A New Kind of Heroic Architecture
The stereotype of the modern architect is as a kind of heroic figure – the architecture who leaves his thumbprint on the skyline, or who changes the way we live, or who reveals the truth about the world, or whatever. And of course there’s a counter-archetype that thinks we know how to live perfectly well, thank-you, and that architecture should just facilitate that. Le Corbusier and Robert Moses on this side and Jane Jacobs and Prince Charles on the other, with, I dunno, Robert Venturi putting on a killer half-time show or something.
But after visiting Rising Currents, a new show at MoMA about rethinking the New York waterfront in response to the expected rise in sea levels accompanying global warming, I feel like there’s a new strain of heroic architecture a-borning – folks with the scope and ambition of the old modernist heroes but sensibilities that derive from the other team. Call it “Big Green.”
Anyway, it’s very worth a visit.
BTW, speaking of Big Green . . .
A cow farts in Brazil and I end up getting to moor my boat in front of my apartment. Sweet!
— Tony Comstock · Jun 30, 05:15 PM · #
You are correct. Though this is by no means universal (see: the continuing fetishization of the starchitect), much of architectural culture recognizes that the stereotype you refer to was, unfortunately, grounded in truth, and has sought to counter that by developing a more humble working methodology, grounded in a recognition of complexity, flux, and uncertainty.

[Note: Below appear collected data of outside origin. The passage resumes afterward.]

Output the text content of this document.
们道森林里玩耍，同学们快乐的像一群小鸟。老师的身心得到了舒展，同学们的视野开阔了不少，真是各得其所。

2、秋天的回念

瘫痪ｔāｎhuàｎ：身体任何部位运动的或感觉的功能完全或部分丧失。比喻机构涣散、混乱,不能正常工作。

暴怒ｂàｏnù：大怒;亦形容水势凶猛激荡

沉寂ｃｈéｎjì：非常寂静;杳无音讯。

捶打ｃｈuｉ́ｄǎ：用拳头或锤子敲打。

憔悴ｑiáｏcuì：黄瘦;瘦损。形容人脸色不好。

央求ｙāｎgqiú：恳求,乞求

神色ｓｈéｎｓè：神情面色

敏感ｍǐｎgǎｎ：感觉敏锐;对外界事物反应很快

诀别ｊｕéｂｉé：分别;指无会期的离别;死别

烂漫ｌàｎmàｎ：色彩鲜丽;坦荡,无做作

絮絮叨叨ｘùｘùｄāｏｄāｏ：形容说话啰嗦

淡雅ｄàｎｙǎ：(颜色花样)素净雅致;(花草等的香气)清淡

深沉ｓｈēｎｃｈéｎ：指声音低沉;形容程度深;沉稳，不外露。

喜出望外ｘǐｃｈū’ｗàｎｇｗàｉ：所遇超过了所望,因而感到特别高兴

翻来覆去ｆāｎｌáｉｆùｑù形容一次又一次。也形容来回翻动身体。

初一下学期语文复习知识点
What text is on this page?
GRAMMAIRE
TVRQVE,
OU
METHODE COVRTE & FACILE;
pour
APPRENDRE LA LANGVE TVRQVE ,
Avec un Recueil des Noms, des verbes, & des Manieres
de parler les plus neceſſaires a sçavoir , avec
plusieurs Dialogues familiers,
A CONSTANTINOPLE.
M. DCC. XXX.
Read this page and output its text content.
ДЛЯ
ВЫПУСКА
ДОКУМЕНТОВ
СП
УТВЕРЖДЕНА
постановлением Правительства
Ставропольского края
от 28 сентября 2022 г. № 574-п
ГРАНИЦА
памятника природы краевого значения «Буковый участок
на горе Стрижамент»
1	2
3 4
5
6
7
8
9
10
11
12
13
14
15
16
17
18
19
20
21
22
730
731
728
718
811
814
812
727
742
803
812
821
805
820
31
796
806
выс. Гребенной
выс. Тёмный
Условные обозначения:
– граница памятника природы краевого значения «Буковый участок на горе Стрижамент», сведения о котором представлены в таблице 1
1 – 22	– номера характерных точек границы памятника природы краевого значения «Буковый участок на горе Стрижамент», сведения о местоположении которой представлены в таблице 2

It is also worth noting that this has been accompanied by a growing interest on the part of broader architectural culture in the contributions of landscape architects — like Kate Orff, who led one of the teams in Rising Currents — who are, for various reasons (working with nature which is necessarily less controllable than buildings, being generally less influential on project teams than architects, etc.), well-suited to a more humble methodology.
— rob · Jun 30, 05:21 PM · #
What I’m impressed with is the combination of humility about their ability to shape reality and the vaunting ambition to, in fact, reshape it quite a bit. That’s a very appealing combination, to me.
— Noah Millman · Jun 30, 05:27 PM · #
Click through to rob’s blog; the pictures alone are reason enough!
— Tony Comstock · Jun 30, 05:33 PM · #
Are sea levels rising in New York? I presume we have detailed tidal records for New York City going back to the 19th Century, so I’d want to see some statistical evidence before handing a zillion dollars to a bunch of youngish architects on the make.
— Steve Sailer · Jun 30, 10:12 PM · #
I’d want to see some statistical evidence before handing a zillion dollars to a bunch of youngish architects on the make. I presume we have detailed tidal records for New York City going back to the 19th Century
— Ugg Sandals · Jul 1, 09:49 AM · #
For about a year now we’ve been seeing spamblogs that scrape Amazon customer reviews of our films, running back and forth through translation software, and then post the results as original material; and based on the way the blogs rank, it looks like Google can’t recognize the material as a scrape.
But this Ugg comment spam is a whole new kind of awesome; actually scraping from the adjoining comment and reposting as a quasi-contribution!
AyJay has been doing some big thinking about information production management over at Text Patterns, and I think he’d like to see this. Please dont’ remove until he has a chance!
— Tony Comstock · Jul 1, 01:59 PM · #
I see it — but how do I know that Ugg Sandals isn’t Steve Sailer accidentally posting under his real name?
This really is strange.
— Alan Jacobs · Jul 1, 02:04 PM · #
Information is a virus.
— Tony Comstock · Jul 1, 03:31 PM · #
I am just a metamarketing campaign of Ugg Sandals.